Pour Platon, l'art nous éloigne de la vérité car il imite les apparences. Mais d'autres pensent que l'art révèle des vérités profondes sur l'existence humaine. Un roman, un tableau peuvent-ils nous apprendre quelque chose de vrai ?
  • L'art nous éloigne-t-il de la réalité ?
L'art crée des mondes imaginaires, invente des histoires, transforme les choses.
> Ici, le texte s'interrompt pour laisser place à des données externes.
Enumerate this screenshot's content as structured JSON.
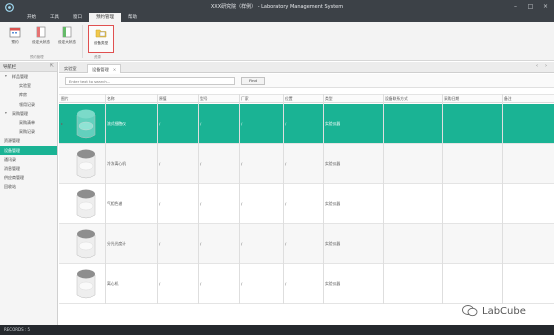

Ne nous fait-il pas fuir la réalité plutôt que nous aider à la comprendre ? Ou bien nous permet-il de mieux voir cette réalité en la présentant autrement ?
  • L'artiste nous fait-il découvrir des vérités ?
Ce sujet demande si l'artiste a un rôle de révélateur : nous montre-t-il des aspects cachés du monde ou de nous-mêmes ? Ou bien nous offre-t-il seulement du plaisir et du divertissement ?
  • L'art nous apprend-il quelque chose ?
L'art a-t-il une fonction éducative ? Nous enseigne-t-il des connaissances, des émotions, des façons de voir ? Ou reste-t-il dans le domaine du sentiment sans nous transmettre de savoir véritable ?

Sujets sur l'art et la société

[modifier | modifier le wikicode]
  • L'art peut-il transformer la société ?
L'art a-t-il un pouvoir politique et social ? Peut-il changer les mentalités, faire évoluer les mœurs, provoquer des changements collectifs ? Ou reste-t-il sans effet réel sur la vie sociale ?
  • Une société peut-elle se passer d'art ?
L'art est-il un luxe dont on pourrait se passer ou un besoin fondamental ? Toutes les sociétés humaines ont produit de l'art : est-ce un hasard ou une nécessité ?
  • L'art est-il le reflet d'une société ?
Ce sujet interroge le lien entre art et société. L'art exprime-t-il simplement les valeurs, les croyances, les problèmes d'une époque ? Ou possède-t-il une autonomie qui le met à distance de la société ?
  • Les pratiques artistiques transforment-elles le monde ?
Question proche de "l'art peut-il transformer la société ?" mais qui insiste sur l'action concrète. Les artistes, par leur travail quotidien, changent-ils vraiment quelque chose au monde ou leurs œuvres restent-elles sans conséquence ?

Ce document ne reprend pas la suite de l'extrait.